Analysts say this hints at a continued slowdown in private sector investment and capex in the industry.

 

“Consumer demand continues to drive economic recovery in the country while companies continue to deleverage their balance sheet rather than invest in new projects or capacity expansion,” said Dhananjay Sinha, managing director and chief strategist, JM Finance Institutional Equity.
 
He expects corporate capex to take off in the second half of FY23 or early FY24 once a sustained rise in consumer demand results in higher capacity utilisation.
 
Others point at a steady fall in investment at macro level.
 
“The bank credit data confirms what we see in the gross domestic product (GDP) data. The share of investment in India’s GDP declined to a multi-year low last fiscal year as companies remain reluctant to invest,” said Madan Sabnavis, chief economist, CARE Ratings.
 
The share of investment, or gross fixed capital formation, declined to a 17-year low of 27.1 per cent of India’s GDP in FY21, down from 29 per cent a year ago and an all-time high of nearly 39 per cent in FY10, according to the data from National Statistical Organisation.
 
According to Sabnavis, sluggish growth in banks’ credit to industry also shows in the bond market.

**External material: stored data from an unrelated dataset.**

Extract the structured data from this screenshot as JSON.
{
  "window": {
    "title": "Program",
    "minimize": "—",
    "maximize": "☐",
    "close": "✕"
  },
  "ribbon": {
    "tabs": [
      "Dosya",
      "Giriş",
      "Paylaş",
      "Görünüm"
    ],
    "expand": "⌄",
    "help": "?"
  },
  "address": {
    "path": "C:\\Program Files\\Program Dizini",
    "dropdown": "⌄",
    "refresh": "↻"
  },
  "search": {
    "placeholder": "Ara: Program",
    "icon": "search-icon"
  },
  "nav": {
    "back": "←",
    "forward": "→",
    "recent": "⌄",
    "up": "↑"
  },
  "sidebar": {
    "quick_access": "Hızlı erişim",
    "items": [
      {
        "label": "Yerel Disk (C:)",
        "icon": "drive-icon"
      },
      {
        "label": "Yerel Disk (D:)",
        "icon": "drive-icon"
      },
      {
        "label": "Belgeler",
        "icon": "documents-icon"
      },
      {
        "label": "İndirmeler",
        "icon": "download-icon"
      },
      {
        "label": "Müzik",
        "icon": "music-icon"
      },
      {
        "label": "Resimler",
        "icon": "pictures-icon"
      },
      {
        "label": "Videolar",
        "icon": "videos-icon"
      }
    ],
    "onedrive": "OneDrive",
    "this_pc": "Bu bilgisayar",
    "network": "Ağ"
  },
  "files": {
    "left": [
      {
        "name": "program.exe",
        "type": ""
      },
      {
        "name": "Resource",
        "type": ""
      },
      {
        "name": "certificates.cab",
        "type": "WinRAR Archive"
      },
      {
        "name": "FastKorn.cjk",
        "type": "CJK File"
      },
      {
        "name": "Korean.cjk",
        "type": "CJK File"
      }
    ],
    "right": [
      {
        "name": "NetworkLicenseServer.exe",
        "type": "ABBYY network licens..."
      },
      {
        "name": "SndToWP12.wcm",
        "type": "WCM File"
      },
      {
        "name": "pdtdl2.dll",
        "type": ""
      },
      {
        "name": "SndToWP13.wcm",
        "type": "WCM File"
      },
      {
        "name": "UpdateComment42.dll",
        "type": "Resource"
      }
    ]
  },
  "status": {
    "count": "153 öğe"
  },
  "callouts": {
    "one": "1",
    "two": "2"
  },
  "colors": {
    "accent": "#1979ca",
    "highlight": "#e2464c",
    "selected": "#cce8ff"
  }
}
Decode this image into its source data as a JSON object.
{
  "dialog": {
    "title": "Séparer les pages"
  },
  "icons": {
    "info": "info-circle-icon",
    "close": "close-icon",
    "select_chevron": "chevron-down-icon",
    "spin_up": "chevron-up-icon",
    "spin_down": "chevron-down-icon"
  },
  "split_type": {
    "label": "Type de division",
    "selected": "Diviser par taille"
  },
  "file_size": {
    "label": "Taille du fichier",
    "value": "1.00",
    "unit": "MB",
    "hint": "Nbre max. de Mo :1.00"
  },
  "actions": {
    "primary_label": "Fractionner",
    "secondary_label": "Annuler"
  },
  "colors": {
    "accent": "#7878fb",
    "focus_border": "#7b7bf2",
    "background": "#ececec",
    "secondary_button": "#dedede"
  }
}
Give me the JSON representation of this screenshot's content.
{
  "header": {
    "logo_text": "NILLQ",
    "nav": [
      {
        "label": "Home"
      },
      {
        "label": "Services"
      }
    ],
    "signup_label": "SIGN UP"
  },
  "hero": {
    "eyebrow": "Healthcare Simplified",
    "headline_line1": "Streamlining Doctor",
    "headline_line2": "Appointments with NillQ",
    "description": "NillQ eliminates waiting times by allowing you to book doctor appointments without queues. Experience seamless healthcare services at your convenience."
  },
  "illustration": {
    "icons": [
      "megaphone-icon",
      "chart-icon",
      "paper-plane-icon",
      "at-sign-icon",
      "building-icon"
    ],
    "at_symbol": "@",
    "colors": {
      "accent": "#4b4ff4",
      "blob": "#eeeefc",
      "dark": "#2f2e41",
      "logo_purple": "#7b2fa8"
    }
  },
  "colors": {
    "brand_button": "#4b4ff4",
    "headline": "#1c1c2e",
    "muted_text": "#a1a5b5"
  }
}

“Very few companies in the manufacturing or the industrial segments are borrowing from the corporate bond market and most of the bond issuances are either from non-banking finance companies or public sector firms such as NTPC,” he added.
 
In all, banks disbursed fresh industrial loans worth Rs 62,000 crore in the April-August 2021 period while their retail book was up Rs 3.13 trillion during the period.
 
If the growth trend in the first five months of FY22 persists during the rest of the fiscal year, FY22 would be the eighth year in a row when retail credit or personal loans have grown at a faster pace than industrial credit.
 
Industrial credit grew at a compound annual growth rate (CAGR) of just 2 per cent in the last seven years, growing from Rs 25.2 trillion at the end of March 2014 to Rs 28.96 trillion at the end of March this year.
 
In comparison, banks’ retail book grew at a CAGR of 16 per cent during the period, from Rs 13.4 trillion at the end of March 2014 to Rs 28.5 trillion at the end of March this year.
 
Non-food credit grew at a CAGR of 10.2 per cent during the period, from Rs 55.3 trillion to Rs 108.9 trillion at the end of March this year.